Republican US Senate candidate Mark Pukita of Ohio, who bragged last week that he has not received the COVID-19 vaccine, is making money from companies that produce the vaccine, a new disclosure with the US Senate indicates.
Pukita, an IT executive, holds up to $50,000 in Johnson & Johnson stock, making up to $1,000 in dividends in the past year, according to a financial disclosure viewed by Insider.
The disclosure also indicates he owns up to $15,000 in Pfizer stock, making up to $1,000 in dividends in the past year.
Pukita also has personal stock investments of up to $15,000 each in Thermo Fisher Scientific and Abbott Laboratories. Both companies manufacture COVID-19 tests.
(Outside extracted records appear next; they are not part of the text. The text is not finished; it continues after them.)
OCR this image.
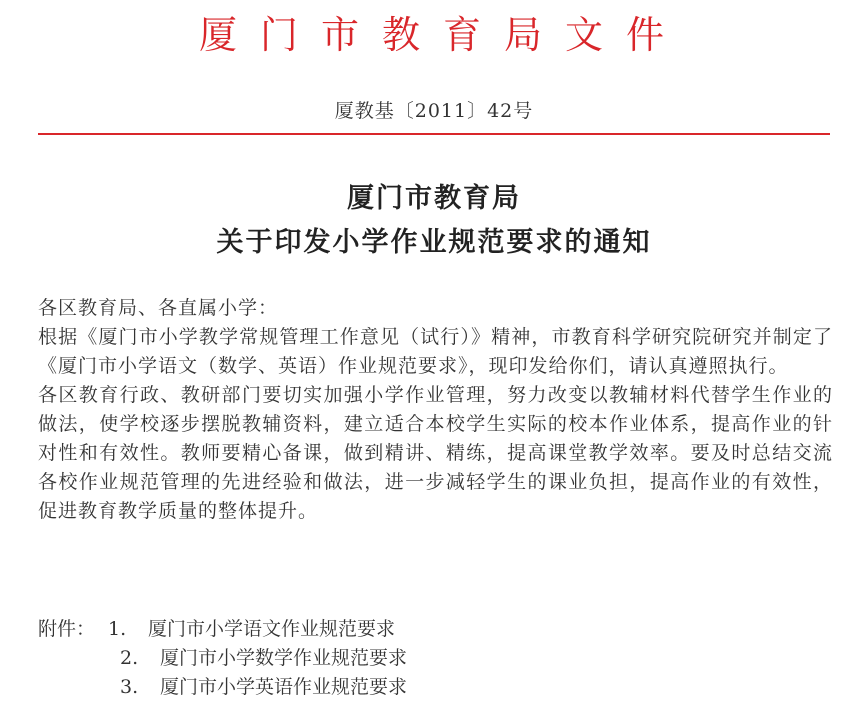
厦门市教育局文件
厦教基〔2011〕42号
厦门市教育局
关于印发小学作业规范要求的通知

各区教育局、各直属小学：

根据《厦门市小学教学常规管理工作意见（试行）》精神，市教育科学研究院研究并制定了《厦门市小学语文（数学、英语）作业规范要求》，现印发给你们，请认真遵照执行。

各区教育行政、教研部门要切实加强小学作业管理，努力改变以教辅材料代替学生作业的做法，使学校逐步摆脱教辅资料，建立适合本校学生实际的校本作业体系，提高作业的针对性和有效性。教师要精心备课，做到精讲、精练，提高课堂教学效率。要及时总结交流各校作业规范管理的先进经验和做法，进一步减轻学生的课业负担，提高作业的有效性，促进教育教学质量的整体提升。

附件： 1.	厦门市小学语文作业规范要求
2.	厦门市小学数学作业规范要求
3.	厦门市小学英语作业规范要求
During a candidates’ forum last week in Columbus, Ohio, Pukita stated he was the only candidate in the crowded GOP field who had not received the vaccine.
“It’s one thing to talk, it’s another thing to act,” Pukita said, claiming he was out protesting against vaccine mandates and masks. “I’m also the only one up here… who’s not vaxxed.”
He also challenged fellow US Senate candidate Josh Mandel to share whether or not he’s vaccinated. Mandel, who is considered the frontrunner in the race, declined to do so.
Pukita previously made headlines for a campaign ad he issued about Mandel that was criticized as antisemitic. Pukita denied the ad was anti-Jewish.
His campaign website says he is “not anti-vax but absolutely anti-force” and that Pukita is the “only Ohio US Senate candidate to state he has not vaxxed.”
The website also calls for an “all-out attack on the SWAMP, deep state and big tech” and an end to the “unholy alliance of the Deep State and Big-Tech” but Pukita’s Senate financial disclosure indicates he owns stock in several tech giants, including up to $50,000 each in Apple, Amazon, Comcast, Facebook (now Meta), and Alphabet (Google), as well as up to $100,000 in Microsoft.
Pukita did not immediately respond to Insider’s request for comment.
The GOP Senate primary in Ohio also includes candidate JD Vance, who missed the deadline to file federally mandated financial disclosure forms and still has yet to do so.